Dai una pizza a Tsahal

Mentre l’esercito israeliano bombarda città, strade e infrastrutture, gli israeliani non armati cercano di rendersi utili come possono. Mandano ai propri soldati al fronte una pizza e una Coca-Cola, ad esempio, con modica spesa: 16.95 dollari bastano per una pattuglia di 5 soldati. Con 270 dollari si offre una pizza ad un’intera compagnia (90 soldati). Nemmeno a Napoli costa così poco.

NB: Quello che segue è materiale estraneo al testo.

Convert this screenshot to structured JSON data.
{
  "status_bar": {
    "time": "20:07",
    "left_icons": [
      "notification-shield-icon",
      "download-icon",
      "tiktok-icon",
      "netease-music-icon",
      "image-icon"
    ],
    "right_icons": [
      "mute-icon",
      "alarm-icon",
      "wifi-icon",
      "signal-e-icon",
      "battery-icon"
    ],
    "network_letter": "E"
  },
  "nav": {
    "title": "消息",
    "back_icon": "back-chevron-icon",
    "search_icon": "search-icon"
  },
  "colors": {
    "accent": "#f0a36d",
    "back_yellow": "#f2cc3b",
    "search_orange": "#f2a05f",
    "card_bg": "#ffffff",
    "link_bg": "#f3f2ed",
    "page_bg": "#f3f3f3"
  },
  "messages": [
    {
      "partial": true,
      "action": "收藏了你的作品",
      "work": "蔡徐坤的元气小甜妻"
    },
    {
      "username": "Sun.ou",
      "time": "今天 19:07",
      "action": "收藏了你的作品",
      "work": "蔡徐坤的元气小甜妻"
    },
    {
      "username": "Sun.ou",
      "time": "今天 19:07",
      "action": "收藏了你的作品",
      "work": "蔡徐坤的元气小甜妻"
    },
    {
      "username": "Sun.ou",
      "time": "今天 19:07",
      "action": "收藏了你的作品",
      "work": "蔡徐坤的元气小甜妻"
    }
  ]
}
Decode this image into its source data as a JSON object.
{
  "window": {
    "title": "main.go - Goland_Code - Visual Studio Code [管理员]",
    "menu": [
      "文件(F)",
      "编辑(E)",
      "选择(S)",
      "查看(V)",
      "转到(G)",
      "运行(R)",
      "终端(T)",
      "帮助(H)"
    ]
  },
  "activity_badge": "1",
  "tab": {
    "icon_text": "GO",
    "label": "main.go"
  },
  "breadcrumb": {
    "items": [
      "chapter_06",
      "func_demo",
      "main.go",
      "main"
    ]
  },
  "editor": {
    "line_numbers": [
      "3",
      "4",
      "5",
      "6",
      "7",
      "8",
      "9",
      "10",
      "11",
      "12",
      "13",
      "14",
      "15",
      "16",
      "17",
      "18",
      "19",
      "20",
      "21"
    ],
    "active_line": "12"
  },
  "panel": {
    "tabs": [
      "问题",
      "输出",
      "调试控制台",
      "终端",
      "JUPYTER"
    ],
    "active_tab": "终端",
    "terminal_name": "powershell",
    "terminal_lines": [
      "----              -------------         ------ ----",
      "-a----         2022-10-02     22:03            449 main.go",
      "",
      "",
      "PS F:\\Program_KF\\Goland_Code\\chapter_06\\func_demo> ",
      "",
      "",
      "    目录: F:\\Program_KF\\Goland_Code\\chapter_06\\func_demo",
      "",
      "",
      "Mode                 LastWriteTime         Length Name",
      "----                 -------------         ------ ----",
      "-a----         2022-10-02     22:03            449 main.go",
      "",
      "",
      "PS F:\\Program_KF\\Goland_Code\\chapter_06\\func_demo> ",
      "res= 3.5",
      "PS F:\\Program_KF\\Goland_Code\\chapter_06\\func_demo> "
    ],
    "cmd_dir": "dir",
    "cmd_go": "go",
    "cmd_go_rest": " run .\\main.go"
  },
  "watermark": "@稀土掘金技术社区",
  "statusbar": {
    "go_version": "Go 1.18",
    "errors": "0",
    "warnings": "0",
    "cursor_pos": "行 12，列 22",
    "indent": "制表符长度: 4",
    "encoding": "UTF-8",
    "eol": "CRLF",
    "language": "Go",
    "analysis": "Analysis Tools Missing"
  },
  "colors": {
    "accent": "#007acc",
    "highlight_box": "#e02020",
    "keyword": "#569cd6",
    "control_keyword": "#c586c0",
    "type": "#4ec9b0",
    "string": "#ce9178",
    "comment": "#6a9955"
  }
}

Si può fare dal sito pizzaidf.org.

Si possono inviare anche hamburger (29.99 $ per 4 soldati in jeep: vogliono fa’ gli americani), ma in questo periodo gli ebrei non mangiano carne. Chi vuole un hamburger deve sperare che Israele bombardi un’altra settimana almeno. Si possono spedire anche zuppe, donut o gelati, secondo i gusti. Insieme alle cibarie, si può mandare un messaggio di auguri. I migliori vengono pubblicati sul web. A leggerne qualcuno, si capisce che la guerra continua anche a tavola: “Enjoy your cold ice cream, I know Hezbollah is eating goat shit” dice un biglietto arrivato dagli USA. Buon appetito, soldati.